新年明けましておめでとうございます。本年もよろしくお願いいたします。
昨年は年末まで職員や利用者のコロナ感染があり改めてウィズコロナにどう取り組んでいくかが課題となりました。感染された職員の方々につきましては、せっかくの年末年始休が思う存分楽しめなくなってしまったと思います。お見舞いを申し上げるとともに一刻も早く回復し、少しでも元気に新年を迎えられていることを心より祈念しています。
さて昨年の 12月18日に非常にショッキングなニュースが流れました。ご承知の職員も多いと思いますが、北海道江差町にある社会福祉法人あすなろ福祉会が経営するグループホームで、20 年以上前から入居者が施設内で結婚や同居を望んだ際には不妊処置を提案し、これまで 8 組 16 人の利用者がそれに応じていたというものです。理事長は強制はしていないと言っていますが、応じなければグループホームからの退所を勧告するということであったため、事実上の強制ではないかとの非難の声が上がっています。
理事長の言い分は、グループホームの職員は利用者の支援を行うために働いているので、それ以上のことは職員に要求できないし、また職員には育児のスキルは無いので子育て支援はやれないとのことでした。この言い分は同じ理事長という立場にある者としては若干の理解はできます。なぜなら私たちも知的障害者の人たちの恋愛話などを聞くと性的関係は持っていないのか、もし妊娠してしまったら大ごとだ、妊娠だけはして欲しくないと実際のところは思ってしまうことがあります。事実オリーブの樹では通所していた利用者の妊娠に気付かず、その後彼女は結局出産はしたものの、生まれた子供は即座に乳児院に送られたということがあるからです。知的障害者だけでは子育ては無理という観念から、妊娠、出産を全面的に良しとは思っていないということでは、あすなろ福祉会の理事長と同様で一方的に彼を責めることはできません。

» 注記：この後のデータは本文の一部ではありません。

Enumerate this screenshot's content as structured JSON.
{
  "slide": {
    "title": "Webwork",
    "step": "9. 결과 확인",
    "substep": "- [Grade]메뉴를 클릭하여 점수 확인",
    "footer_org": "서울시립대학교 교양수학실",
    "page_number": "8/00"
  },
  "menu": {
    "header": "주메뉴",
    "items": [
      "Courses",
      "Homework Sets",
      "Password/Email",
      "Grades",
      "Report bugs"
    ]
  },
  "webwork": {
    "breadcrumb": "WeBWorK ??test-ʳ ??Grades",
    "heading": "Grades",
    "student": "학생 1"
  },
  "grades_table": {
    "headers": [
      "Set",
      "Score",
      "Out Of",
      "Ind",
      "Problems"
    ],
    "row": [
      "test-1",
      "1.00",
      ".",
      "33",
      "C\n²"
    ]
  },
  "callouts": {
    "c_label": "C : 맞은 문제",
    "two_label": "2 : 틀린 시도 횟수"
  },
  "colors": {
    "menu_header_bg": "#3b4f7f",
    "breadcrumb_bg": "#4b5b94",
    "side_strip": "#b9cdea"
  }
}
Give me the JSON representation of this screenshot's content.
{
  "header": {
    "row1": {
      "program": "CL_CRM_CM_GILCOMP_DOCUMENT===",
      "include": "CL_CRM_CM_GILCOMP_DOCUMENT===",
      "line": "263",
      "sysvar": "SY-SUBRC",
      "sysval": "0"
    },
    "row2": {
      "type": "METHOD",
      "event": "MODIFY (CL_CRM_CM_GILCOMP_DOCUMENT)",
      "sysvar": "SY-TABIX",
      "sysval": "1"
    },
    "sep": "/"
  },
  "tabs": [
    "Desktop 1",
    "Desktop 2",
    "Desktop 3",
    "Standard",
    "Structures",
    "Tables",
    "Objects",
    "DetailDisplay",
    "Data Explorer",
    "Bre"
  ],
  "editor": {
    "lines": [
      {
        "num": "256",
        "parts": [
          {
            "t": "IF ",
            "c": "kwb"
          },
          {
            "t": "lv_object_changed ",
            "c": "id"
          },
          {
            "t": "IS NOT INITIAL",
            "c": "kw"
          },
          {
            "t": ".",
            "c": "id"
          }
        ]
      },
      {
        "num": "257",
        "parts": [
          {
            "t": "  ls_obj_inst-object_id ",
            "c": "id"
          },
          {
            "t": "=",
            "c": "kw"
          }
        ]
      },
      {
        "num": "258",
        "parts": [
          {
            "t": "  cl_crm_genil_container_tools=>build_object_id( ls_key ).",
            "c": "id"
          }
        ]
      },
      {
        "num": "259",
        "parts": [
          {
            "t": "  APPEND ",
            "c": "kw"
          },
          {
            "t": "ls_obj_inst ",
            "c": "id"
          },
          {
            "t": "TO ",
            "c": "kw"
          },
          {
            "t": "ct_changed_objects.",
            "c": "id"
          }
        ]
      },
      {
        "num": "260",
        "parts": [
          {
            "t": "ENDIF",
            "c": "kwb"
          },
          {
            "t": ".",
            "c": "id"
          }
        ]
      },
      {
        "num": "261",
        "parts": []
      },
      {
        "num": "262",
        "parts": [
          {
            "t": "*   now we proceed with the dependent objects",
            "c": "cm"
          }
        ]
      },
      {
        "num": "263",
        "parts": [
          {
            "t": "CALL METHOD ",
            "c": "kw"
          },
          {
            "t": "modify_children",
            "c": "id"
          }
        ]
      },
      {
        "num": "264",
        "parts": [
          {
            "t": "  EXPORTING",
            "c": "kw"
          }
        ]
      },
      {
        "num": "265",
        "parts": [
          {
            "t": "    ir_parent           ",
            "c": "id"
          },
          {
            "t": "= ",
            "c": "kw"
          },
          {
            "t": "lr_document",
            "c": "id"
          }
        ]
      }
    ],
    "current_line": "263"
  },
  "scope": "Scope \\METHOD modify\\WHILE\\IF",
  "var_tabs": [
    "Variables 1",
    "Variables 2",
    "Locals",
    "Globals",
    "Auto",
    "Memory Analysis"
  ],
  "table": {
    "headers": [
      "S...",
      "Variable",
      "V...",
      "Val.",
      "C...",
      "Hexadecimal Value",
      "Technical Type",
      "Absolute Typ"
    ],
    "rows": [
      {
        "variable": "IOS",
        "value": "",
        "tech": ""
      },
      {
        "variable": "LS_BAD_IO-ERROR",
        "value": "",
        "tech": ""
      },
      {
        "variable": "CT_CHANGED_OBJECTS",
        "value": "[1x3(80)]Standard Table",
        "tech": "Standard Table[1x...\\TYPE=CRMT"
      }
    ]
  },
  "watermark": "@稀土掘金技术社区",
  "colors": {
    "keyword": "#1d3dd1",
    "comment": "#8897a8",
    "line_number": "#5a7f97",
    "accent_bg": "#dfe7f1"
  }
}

一方だからと言って知的障害者の妊娠、出産、育児の権利を奪ってはならないとも思います。障害あるからという理由でそれらの権利が奪われたならナチスドイツ時代に安楽死計画により抹殺された20数万人の障害者は浮かばれないし、また我が国の優生保護法下で避妊施術を施された多くの障害者の無念は晴らされないでしょう。妊娠、出産、育児は障害の有無にかかわらず万人が持つ権利であると認識すべきです。
福祉の世界は建前と本音の乖離が激しい世界です。それ故我々は現実と理想のはざまの中で揺れ動き悩むことが多々あります。良いことではないと思えることも急場をしのぐため、あるいは他に良いと思われる手段がないということから、不本意ながら行う支援や施策も多くあります。しかしながら社会福祉に従事する者としては不本意ながら行う事柄については常に悩み、検証しより良いものに変革していかなくてはなりません。そのようなことを怠り不適当な支援や施策を恒常化させてしまうことは決して許されることではないでしょう。この点から言えば 20 年間もこの問題を放置し、長期に渡り権利侵害をしていたことを当たり前のこととしてきたあすなろ福祉会の理事長、職員、更にはそれをチェックする役割を負っている行政職員の罪は重たいと考えます。法人として職員集団としてやれることや行政や社会に訴え施策の向上を求めるべきことは数多くあったはずです。一方行政は常に現場の情況に目を配り訴えに耳を傾け、福祉施策の進展を図るべきだったと言えます。
オリーブの樹は前身の小規模作業所オリーブハウスから数えて今年で39年目となります。
来年は40周年の記念の年となります。これに当たり私はこれまでの39年間の歩みを振り返り先に述べた最初は不適切と思われていた支援や施策が、いつの間にか恒常化しそれ当たり前になっていないかを検証し、もしそのようなことがあるならばそれを改善するための第一歩を40年という節目の年から開始しなくてはならないと考えます。
この40年の中で障害者福祉の世界は大きく変貌を遂げてまいりました。その中で我々は翻弄され流されるままに取り組んできた支援や施策は枚挙にいとまがありません。それらを掘り起こし検証し、オリーブハウス~オリーブの樹の40年の功罪を明らかにしていきたいと思っています。特に行政の姿勢は平成18年の障害者自立支援法以降成果主義や教条的な虐待論が強まり、現場の自由を束縛する状況が顕著に強まっています。我々がそれに抗することなく不本意にそれに従ってきたこということが見られるのなら、それらを明確にし、改善を求める声を上げていく必要があり、関係諸機関や社会にそれを訴え行政にその改善を求めていかなくてはなりません。
新春早々重い内容の所信になってしましましたが、40周年のプレの年であります 2023年が職員の皆さんのお力添えにより、オリーブの樹が少しでも過去を清算し障害者福祉のあるべき姿のガイドラインを提示できる年にしたいと思っています。職員の皆様のご協力をお願いします。